A news item recently got lost in the shuffle of political news. The Federal Government is suing Bank of America for defrauding Fannie Mae and Freddie Mac by selling them bad mortgages, causing a wave of foreclosures and bankruptcy filings. One of the reasons the mortgage and real estate market is taking so long to recover is because of how complicated and tangled the mortgage industry got in the early 2000’s. Why has it taken so long for banks to clear out the backlog of foreclosures? We once thought one of the big things holding them back was the mortgage servicing suit that was being negotiated by the five biggest banks, the State Attorney Generals and the Federal Government. That got settled and the mess is still hanging out there.
One part of the perfect storm that came together to make the mess was mortgage-backed securities. That is what this latest lawsuit is all about. The mortgage companies would originate mortgages, package them together as a security or investment and sell them to Fannie Mae and Freddie Mac. The product was no longer a loan that the mortgage company was collecting on, but a security that they were selling and getting their money up front. The more mortgages they originated they more securities they could sell. The Mortgage Backed Securities Department was going back to the Mortgage Department telling them get us more loans that we can sell. This is why the banks started making No Document and Stated Income loans. They didn’t care if the home owner couldn’t afford the mortgage. That would be the problem of the person who bought the security. Ultimately, it lead to a lot of home owners getting in over their head and being forced into bankruptcy. We saw a huge wave of bankruptcy in Waldorf and Lexington Park over the last 4-5 years.

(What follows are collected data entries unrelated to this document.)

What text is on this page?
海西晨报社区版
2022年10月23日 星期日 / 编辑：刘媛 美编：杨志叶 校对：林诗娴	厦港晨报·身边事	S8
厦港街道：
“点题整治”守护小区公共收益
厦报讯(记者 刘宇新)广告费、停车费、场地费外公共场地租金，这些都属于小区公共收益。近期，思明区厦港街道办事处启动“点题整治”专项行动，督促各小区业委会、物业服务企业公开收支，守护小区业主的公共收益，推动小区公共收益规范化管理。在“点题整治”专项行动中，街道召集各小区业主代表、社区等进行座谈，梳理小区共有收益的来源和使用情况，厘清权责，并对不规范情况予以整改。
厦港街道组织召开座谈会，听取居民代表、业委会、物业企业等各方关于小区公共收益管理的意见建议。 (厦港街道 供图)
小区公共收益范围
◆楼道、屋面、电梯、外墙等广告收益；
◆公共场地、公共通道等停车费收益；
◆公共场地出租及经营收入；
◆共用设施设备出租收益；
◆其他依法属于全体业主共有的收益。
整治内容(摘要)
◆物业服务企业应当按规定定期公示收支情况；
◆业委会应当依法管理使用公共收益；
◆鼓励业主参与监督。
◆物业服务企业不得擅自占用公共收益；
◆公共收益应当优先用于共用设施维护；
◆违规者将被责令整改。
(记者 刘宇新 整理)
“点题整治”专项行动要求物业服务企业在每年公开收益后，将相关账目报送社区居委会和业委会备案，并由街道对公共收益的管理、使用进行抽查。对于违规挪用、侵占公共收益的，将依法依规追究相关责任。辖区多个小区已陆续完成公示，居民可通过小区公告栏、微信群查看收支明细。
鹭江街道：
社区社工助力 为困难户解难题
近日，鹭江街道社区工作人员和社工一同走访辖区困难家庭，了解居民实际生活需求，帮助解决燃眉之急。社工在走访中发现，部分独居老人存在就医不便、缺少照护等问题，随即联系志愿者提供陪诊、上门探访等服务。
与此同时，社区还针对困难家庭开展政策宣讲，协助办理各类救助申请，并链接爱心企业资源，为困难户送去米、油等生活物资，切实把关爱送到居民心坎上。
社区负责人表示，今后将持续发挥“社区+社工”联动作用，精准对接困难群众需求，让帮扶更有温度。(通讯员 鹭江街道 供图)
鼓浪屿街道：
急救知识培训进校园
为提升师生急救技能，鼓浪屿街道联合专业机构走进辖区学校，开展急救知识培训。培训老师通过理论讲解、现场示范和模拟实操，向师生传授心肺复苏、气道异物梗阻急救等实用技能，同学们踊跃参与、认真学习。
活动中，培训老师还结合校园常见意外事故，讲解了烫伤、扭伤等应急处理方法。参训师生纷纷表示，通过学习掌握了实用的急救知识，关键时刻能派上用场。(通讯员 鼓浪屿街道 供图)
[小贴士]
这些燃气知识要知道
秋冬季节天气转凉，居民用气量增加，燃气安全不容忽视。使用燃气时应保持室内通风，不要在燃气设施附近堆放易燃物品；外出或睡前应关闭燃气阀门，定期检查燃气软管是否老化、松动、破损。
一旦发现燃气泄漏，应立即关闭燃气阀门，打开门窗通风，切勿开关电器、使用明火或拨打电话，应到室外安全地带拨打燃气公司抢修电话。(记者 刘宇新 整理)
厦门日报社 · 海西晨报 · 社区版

When the bubble burst Fannie Mae and Freddie Mac started to realize that the mortgages backing these securities were backed by bad mortgages. When those mortgages failed, and the economy put the squeeze on so many people who were making it before things turned bad, foreclosures and bankruptcy inevitably followed. The problem is that these securities and other mortgage-backed investments became so complicated that it still may be years before the whole mess gets untangled. Lawsuits move notoriously slow, and there is little chance this one will get settled anytime soon.